He touched her hand kindly and answered: "Well, do not cry, mother, I will say no more about it. Good-night."
"Good (sob) night (sob), Robert!"
But as soon as the door closed, the furious woman flung down her handkerchief in a rage, saying in low, passionate tones: "You see, girls! When you can't reason with a man, can't touch his brain, you may try crying about him, for perhaps he has something he calls a heart."
Returning to his own apartments Robert found that the lights had been lowered and that Theodora was apparently asleep. He stood looking at her a few minutes, but decided not to awaken her. She would, he thought, want to know all that had been said and he was tired of the subject. His mother's tears had washed all color and vitality out of it. She believed herself to be right and from her point of view he admitted she was. He told himself that Theodora did not comprehend the wonderful complexity of the Scotch character—he must try and teach her. And as for her destroyed, or lost adornments, they could be replaced. Of course money would be, as it were, lost in such replacement, but it would be a good lesson, and lessons of all kinds take money.
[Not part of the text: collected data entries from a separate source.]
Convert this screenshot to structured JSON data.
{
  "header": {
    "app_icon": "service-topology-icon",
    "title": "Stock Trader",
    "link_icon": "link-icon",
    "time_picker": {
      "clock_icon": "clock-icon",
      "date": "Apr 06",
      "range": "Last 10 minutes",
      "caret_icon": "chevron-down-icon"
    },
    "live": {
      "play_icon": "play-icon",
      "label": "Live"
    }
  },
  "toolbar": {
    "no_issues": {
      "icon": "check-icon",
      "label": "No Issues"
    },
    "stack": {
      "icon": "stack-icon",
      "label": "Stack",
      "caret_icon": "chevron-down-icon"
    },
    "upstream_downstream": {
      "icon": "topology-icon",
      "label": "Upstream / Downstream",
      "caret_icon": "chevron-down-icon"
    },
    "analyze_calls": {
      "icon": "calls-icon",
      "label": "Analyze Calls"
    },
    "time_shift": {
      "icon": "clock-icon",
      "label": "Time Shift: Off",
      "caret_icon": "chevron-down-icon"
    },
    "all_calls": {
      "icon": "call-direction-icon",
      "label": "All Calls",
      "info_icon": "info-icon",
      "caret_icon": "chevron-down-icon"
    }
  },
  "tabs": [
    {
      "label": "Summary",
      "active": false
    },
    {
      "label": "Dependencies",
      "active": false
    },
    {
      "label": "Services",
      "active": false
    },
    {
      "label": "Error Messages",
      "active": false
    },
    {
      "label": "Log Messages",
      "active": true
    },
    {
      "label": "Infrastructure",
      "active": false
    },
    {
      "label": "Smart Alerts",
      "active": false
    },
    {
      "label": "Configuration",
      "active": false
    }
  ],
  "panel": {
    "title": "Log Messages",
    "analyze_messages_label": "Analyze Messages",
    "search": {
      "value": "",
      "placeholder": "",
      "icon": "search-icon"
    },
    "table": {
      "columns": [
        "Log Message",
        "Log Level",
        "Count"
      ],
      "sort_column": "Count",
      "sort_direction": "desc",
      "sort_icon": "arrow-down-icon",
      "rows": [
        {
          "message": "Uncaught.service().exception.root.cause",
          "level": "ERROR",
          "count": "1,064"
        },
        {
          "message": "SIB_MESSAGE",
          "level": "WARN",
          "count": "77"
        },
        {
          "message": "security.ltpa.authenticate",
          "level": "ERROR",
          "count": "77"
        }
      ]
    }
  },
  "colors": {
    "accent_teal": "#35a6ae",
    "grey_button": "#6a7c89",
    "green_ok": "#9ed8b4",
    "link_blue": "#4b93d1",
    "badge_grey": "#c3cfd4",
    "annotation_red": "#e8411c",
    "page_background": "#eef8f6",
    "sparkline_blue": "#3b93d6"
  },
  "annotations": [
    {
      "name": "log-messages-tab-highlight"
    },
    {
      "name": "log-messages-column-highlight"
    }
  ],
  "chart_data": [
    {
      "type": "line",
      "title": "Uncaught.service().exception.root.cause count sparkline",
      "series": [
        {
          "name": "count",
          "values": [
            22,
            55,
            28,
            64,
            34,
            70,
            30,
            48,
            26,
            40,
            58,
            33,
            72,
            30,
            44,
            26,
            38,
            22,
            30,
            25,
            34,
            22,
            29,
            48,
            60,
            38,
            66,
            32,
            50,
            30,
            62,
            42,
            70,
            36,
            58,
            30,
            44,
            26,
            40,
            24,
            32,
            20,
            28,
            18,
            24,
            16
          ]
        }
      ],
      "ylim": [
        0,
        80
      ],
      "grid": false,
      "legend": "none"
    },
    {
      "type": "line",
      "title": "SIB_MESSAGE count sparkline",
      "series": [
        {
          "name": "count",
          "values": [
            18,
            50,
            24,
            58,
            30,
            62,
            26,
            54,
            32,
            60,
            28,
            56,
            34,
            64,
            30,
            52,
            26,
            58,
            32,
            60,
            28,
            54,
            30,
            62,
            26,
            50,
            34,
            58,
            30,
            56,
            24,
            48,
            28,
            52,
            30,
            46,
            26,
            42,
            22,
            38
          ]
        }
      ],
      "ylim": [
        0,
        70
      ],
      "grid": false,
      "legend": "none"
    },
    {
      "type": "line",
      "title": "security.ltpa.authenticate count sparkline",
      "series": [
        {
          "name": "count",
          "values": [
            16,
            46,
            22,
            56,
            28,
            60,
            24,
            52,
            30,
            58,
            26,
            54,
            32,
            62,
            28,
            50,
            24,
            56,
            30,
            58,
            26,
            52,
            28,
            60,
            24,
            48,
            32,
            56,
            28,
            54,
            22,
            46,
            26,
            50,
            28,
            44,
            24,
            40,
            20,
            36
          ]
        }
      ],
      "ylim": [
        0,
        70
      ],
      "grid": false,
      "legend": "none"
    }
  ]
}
Thus, by a new road, he had come back to the usual Campbell appreciation of the Campbells, for though he was keenly alive to the individual defects of that large family he was at the same time conscious of their superiority to the rest of the world.
In the morning he began to give Theodora the lesson he had himself absorbed. He told her that it was some of their own relatives who had occupied the rooms, and then explained the wonderful strength of the family tie in Scotch families. "I think," he added, "that under the circumstances, mother did the only possible thing."
"And the opening of my trunks, Robert dear, and the use of my clothing, is that also a result of the Scotch family tie?"
"Yes-s," he answered with easy composure, "they looked on you as one of us and supposed you would gladly loan what they needed. Isabel says they often borrow her brooches and rings and gowns. Moreover, mother informed me, that it is the common custom to open a bride's trunks, and examine her belongings."
"A very rude and barbarous custom, I think, Robert, and it makes no excuse for an infringement of manifest courtesy and kindness. And I am sure that every one can forgive an injury, easier than an infringement of their rights."
"You must try and look at the matter reasonably, dear Dora."
"You mean unreasonably, Robert, but if you do not care, why should I?" Robert made no reply, but went on examining his fingernails, apparently without noticing the look of pained surprise in his wife's eyes, nor yet the far deeper sign of distress—that dumb lip-biting which indicates an intensity of outraged feeling.